The Organizational Structure of a Multi-Specialty Clinic
Multi-specialty medical clinics group physicians from different specialties under one roof. This organizational structure allows physicians to take advantage of the efficiencies of centralized management, a smaller support staff and discounts for ordering larger quantities of supplies. A multi-specialty clinic also appeals to patients who appreciate one-stop shopping for medical care.
A multi-specialty clinic usually adheres to one of two models: one in which the physicians are partners in the business, and one in which a larger entity such as a hospital owns the clinic and the physicians are employees. If each physician owns a share in the clinic, the physicians together manage the business, voting on major purchases, setting prices and other decisions, and splitting the profit. Clinics owned by an outside business sign the physicians to a contract. The doctors receive a salary, and may also be eligible for bonuses if the clinic meets certain revenue goals.

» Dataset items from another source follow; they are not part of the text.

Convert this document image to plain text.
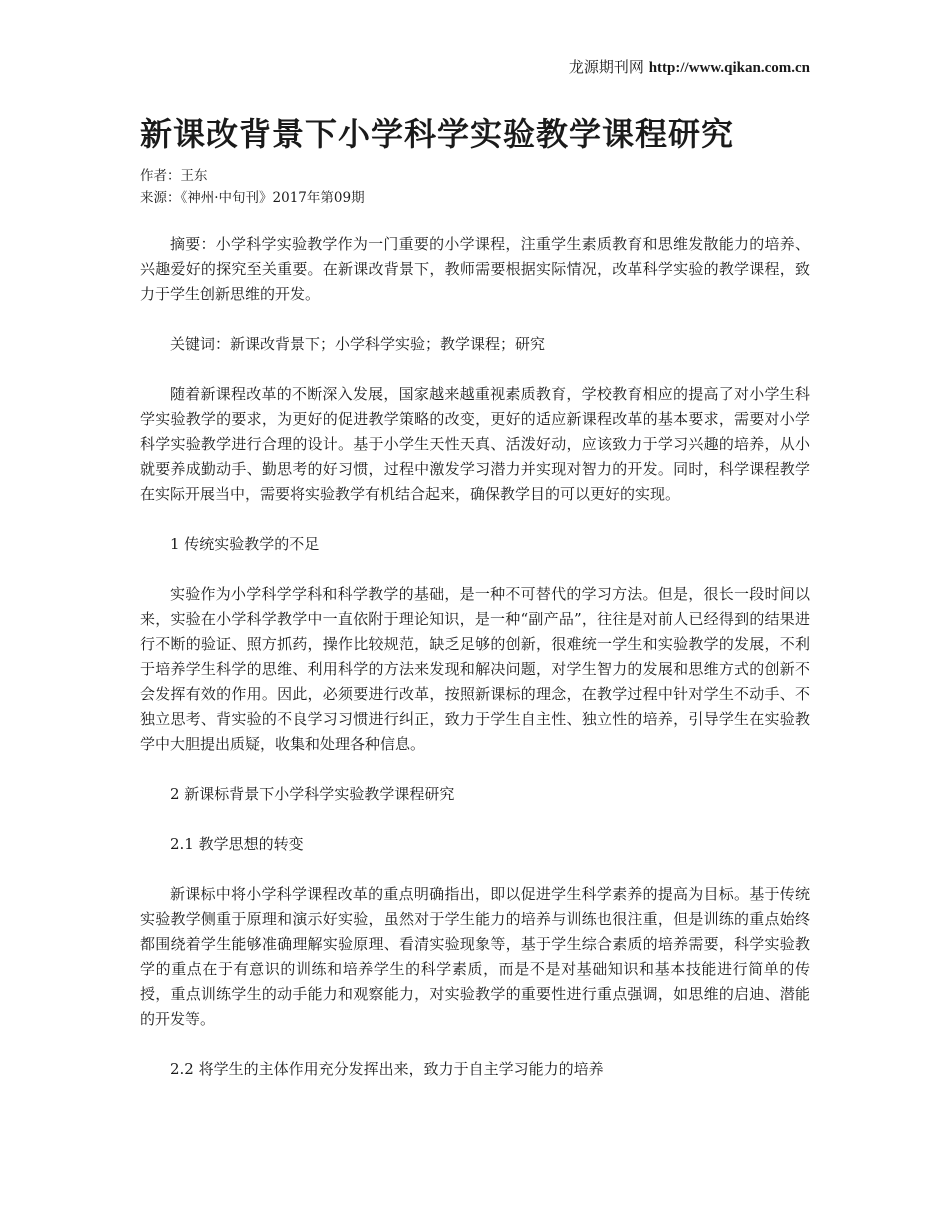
龙源期刊网 http://www.qikan.com.cn
新课改背景下小学科学实验教学课程研究
作者：王东
来源：《神州·中旬刊》2017年第09期

摘要：小学科学实验教学作为一门重要的小学课程，注重学生素质教育和思维发散能力的培养、兴趣爱好的探究至关重要。在新课改背景下，教师需要根据实际情况，改革科学实验的教学课程，致力于学生创新思维的开发。

关键词：新课改背景下；小学科学实验；教学课程；研究

随着新课程改革的不断深入发展，国家越来越重视素质教育，学校教育相应的提高了对小学生科学实验教学的要求，为更好的促进教学策略的改变，更好的适应新课程改革的基本要求，需要对小学科学实验教学进行合理的设计。基于小学生天性天真、活泼好动，应该致力于学习兴趣的培养，从小就要养成勤动手、勤思考的好习惯，过程中激发学习潜力并实现对智力的开发。同时，科学课程教学在实际开展当中，需要将实验教学有机结合起来，确保教学目的可以更好的实现。

1 传统实验教学的不足

实验作为小学科学学科和科学教学的基础，是一种不可替代的学习方法。但是，很长一段时间以来，实验在小学科学教学中一直依附于理论知识，是一种“副产品”，往往是对前人已经得到的结果进行不断的验证、照方抓药，操作比较规范，缺乏足够的创新，很难统一学生和实验教学的发展，不利于培养学生科学的思维、利用科学的方法来发现和解决问题，对学生智力的发展和思维方式的创新不会发挥有效的作用。因此，必须要进行改革，按照新课标的理念，在教学过程中针对学生不动手、不独立思考、背实验的不良学习习惯进行纠正，致力于学生自主性、独立性的培养，引导学生在实验教学中大胆提出质疑，收集和处理各种信息。

2 新课标背景下小学科学实验教学课程研究

2.1 教学思想的转变

新课标中将小学科学课程改革的重点明确指出，即以促进学生科学素养的提高为目标。基于传统实验教学侧重于原理和演示好实验，虽然对于学生能力的培养与训练也很注重，但是训练的重点始终都围绕着学生能够准确理解实验原理、看清实验现象等，基于学生综合素质的培养需要，科学实验教学的重点在于有意识的训练和培养学生的科学素质，而是不是对基础知识和基本技能进行简单的传授，重点训练学生的动手能力和观察能力，对实验教学的重要性进行重点强调，如思维的启迪、潜能的开发等。

2.2 将学生的主体作用充分发挥出来，致力于自主学习能力的培养
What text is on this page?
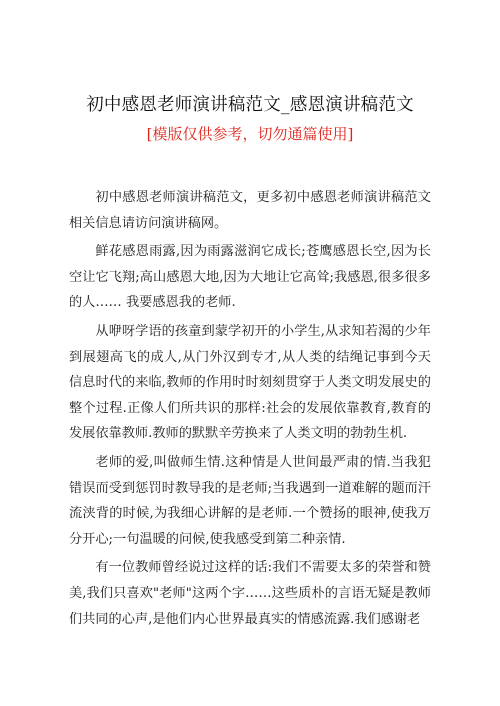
初中感恩老师演讲稿范文_感恩演讲稿范文
[模版仅供参考，切勿通篇使用]

初中感恩老师演讲稿范文，更多初中感恩老师演讲稿范文相关信息请访问演讲稿网。

鲜花感恩雨露,因为雨露滋润它成长;苍鹰感恩长空,因为长空让它飞翔;高山感恩大地,因为大地让它高耸;我感恩,很多很多的人…… 我要感恩我的老师.

从咿呀学语的孩童到蒙学初开的小学生,从求知若渴的少年到展翅高飞的成人,从门外汉到专才,从人类的结绳记事到今天信息时代的来临,教师的作用时时刻刻贯穿于人类文明发展史的整个过程.正像人们所共识的那样:社会的发展依靠教育,教育的发展依靠教师.教师的默默辛劳换来了人类文明的勃勃生机.

老师的爱,叫做师生情.这种情是人世间最严肃的情.当我犯错误而受到惩罚时教导我的是老师;当我遇到一道难解的题而汗流浃背的时候,为我细心讲解的是老师.一个赞扬的眼神,使我万分开心;一句温暖的问候,使我感受到第二种亲情.

有一位教师曾经说过这样的话:我们不需要太多的荣誉和赞美,我们只喜欢"老师"这两个字……这些质朴的言语无疑是教师们共同的心声,是他们内心世界最真实的情感流露.我们感谢老
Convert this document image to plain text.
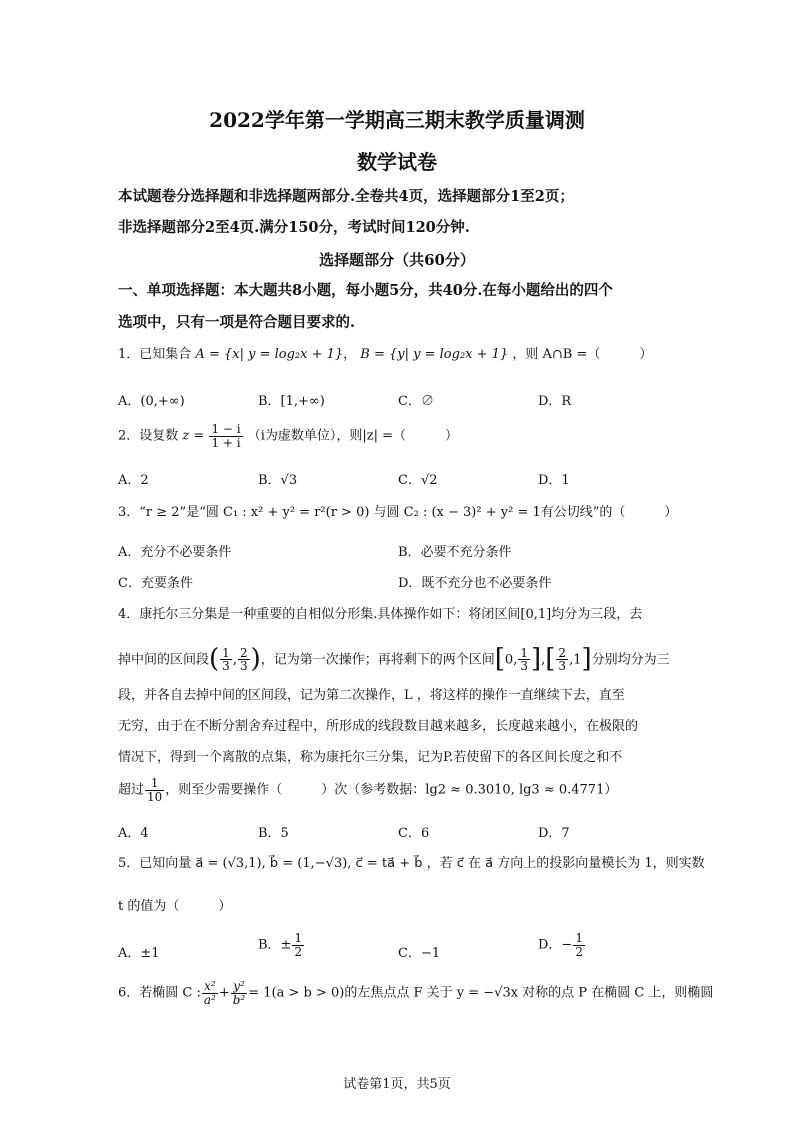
2022学年第一学期高三期末教学质量调测
数学试卷
本试题卷分选择题和非选择题两部分.全卷共4页，选择题部分1至2页；
非选择题部分2至4页.满分150分，考试时间120分钟.
选择题部分（共60分）
一、单项选择题：本大题共8小题，每小题5分，共40分.在每小题给出的四个
选项中，只有一项是符合题目要求的.
1．已知集合 A = {x| y = log₂x + 1}， B = {y| y = log₂x + 1} ，则 A∩B =（　　　）
A．(0,+∞)	B．[1,+∞)	C．∅	D．R
2．设复数 $z = \frac{1 - i}{1 + i} (i$为虚数单位），则|z| =（　　　）
A．2	B．√3	C．√2	D．1
3．“r ≥ 2”是“圆 C₁ : x² + y² = r²(r > 0) 与圆 C₂ : (x − 3)² + y² = 1有公切线”的（　　　）
A．充分不必要条件	B．必要不充分条件
C．充要条件	D．既不充分也不必要条件
4．康托尔三分集是一种重要的自相似分形集.具体操作如下：将闭区间[0,1]均分为三段，去
掉中间的区间段( $\frac{1}{3}$ , $\frac{2}{3}$ )，记为第一次操作；再将剩下的两个区间[0, $\frac{1}{3}$ ],[ $\frac{2}{3} ,1$]分别均分为三
段，并各自去掉中间的区间段，记为第二次操作，L ，将这样的操作一直继续下去，直至
无穷，由于在不断分割舍弃过程中，所形成的线段数目越来越多，长度越来越小，在极限的
情况下，得到一个离散的点集，称为康托尔三分集，记为P.若使留下的各区间长度之和不
超过 $\frac{1}{10}$ ，则至少需要操作（　　　）次（参考数据：lg2 ≈ 0.3010, lg3 ≈ 0.4771）
A．4	B．5	C．6	D．7
5．已知向量 a⃗ = (√3,1), b⃗ = (1,−√3), c⃗ = ta⃗ + b⃗ ，若 c⃗ 在 a⃗ 方向上的投影向量模长为 1，则实数
t 的值为（　　　）
A．±1
B．± $\frac{1}{2}$	C．−1
D．− $\frac{1}{2}$
6．若椭圆 C : $\frac{\text{x²}}{\text{a²}} + \frac{\text{y²}}{\text{b²}} = 1(a > b > 0)$的左焦点点 F 关于 y = −√3x 对称的点 P 在椭圆 C 上，则椭圆
试卷第1页，共5页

Physician practices made up of one or more physicians in the same medical specialty rely on other doctors to refer patients to them. Usually, referrals come from primary care physicians such as family practice doctors, internists and pediatricians. In a multi-specialty group, especially one that includes primary care physicians, the member doctors refer to each other. This guarantees a steady supply of referrals. Group purchasing allows the group clinic to acquire supplies more cheaply. They also need fewer employees than the same number of doctors operating individual practices, since functions such as appointment setting and insurance filing are centralized. Group practices also have greater buying power to acquire expensive diagnostic equipment such as X-ray and ultrasound machines.
The physician members of a multi-specialty group may each have an equal share of the business and an equal say in how the clinic is run, or they may each own different percentages. Senior physicians may have a greater say in decision-making and may enjoy a greater share of profits. A corporate-owned clinic will have a board of directors or management group to oversee the clinic. Both physician-owned and non-physician-owned clinics will employ a clinic manager. Some will have separate business and medical managers. A larger clinic will have different people in charge of personnel, finances and medical operations.
Physicians who work for a multi-specialty clinic have to give way to others’ decision-making authority when they are employees of the clinic. Even if they own a share in the clinic, they have to abide by majority rule. The performance of other doctors may affect the share of profits they receive. Physicians in multi-specialty groups may have to share on-call duties. The group has to approve major purchases or policy changes, which can frustrate doctors who like to make their own decisions.